What we are not doing is sitting around in a sharing circle and telling each other our secrets. There are places for that. Just not in a classroom (or department meeting). It is up to each of us to create an environment that shows students what it looks like to engage intellectually.

And, dare I say it, professionally. When we thank students for sharing their ideas, we are not doing them any favors. We’re certainly not helping prepare them for what comes next. Employers are already annoyed with attitudes of entitlement found in young, inexperienced workers in entry-level jobs who expect to be praised and thanked for doing the basic tasks in their work descriptions.

Students are not wrong, in an educational setting, to think it’s all about them: their personal growth, their intellectual development. But that changes the moment they enter the “real world.” Employers don’t want to hear about what applicants will gain from a job; they want to know how hiring someone will make their organization better and their own work life easier.

The liberal arts curriculum is designed to teach students to think critically. But if we treat ideas and academic work like therapy, we send a message that says just putting something out there is enough.
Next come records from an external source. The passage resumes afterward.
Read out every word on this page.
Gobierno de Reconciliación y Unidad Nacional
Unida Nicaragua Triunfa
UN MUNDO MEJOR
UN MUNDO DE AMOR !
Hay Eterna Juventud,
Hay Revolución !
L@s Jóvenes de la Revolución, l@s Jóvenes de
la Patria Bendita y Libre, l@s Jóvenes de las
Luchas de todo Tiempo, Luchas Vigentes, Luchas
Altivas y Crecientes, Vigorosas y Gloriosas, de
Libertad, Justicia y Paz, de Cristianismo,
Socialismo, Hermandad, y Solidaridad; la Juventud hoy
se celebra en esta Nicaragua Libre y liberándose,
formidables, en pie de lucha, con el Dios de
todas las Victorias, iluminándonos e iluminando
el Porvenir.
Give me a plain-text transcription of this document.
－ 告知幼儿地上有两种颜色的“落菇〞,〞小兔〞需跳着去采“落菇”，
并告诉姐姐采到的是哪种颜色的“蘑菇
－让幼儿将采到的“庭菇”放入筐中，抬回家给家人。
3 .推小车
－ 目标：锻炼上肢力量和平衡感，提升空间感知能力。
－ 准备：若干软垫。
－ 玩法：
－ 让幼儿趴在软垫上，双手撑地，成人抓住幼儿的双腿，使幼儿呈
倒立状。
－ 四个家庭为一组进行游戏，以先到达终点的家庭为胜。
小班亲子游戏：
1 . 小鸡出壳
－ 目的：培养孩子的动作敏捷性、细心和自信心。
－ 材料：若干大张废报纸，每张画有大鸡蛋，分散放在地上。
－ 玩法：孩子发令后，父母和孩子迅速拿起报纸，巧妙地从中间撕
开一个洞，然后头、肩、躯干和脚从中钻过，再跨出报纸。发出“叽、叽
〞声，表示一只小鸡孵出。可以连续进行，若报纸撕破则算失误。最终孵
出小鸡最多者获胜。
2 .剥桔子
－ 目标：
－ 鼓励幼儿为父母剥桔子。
Even if it’s not good, not insightful, not grounded in solid research, you will still get a participation trophy.

For many years parents have been telling their children they are beautiful and unique. And they are. But one of the joys of teaching at the university level is seeing how students grow when they get away from their families and confront new ideas and new challenges. Let’s not forget that part of our job is to teach them to talk and act like adults.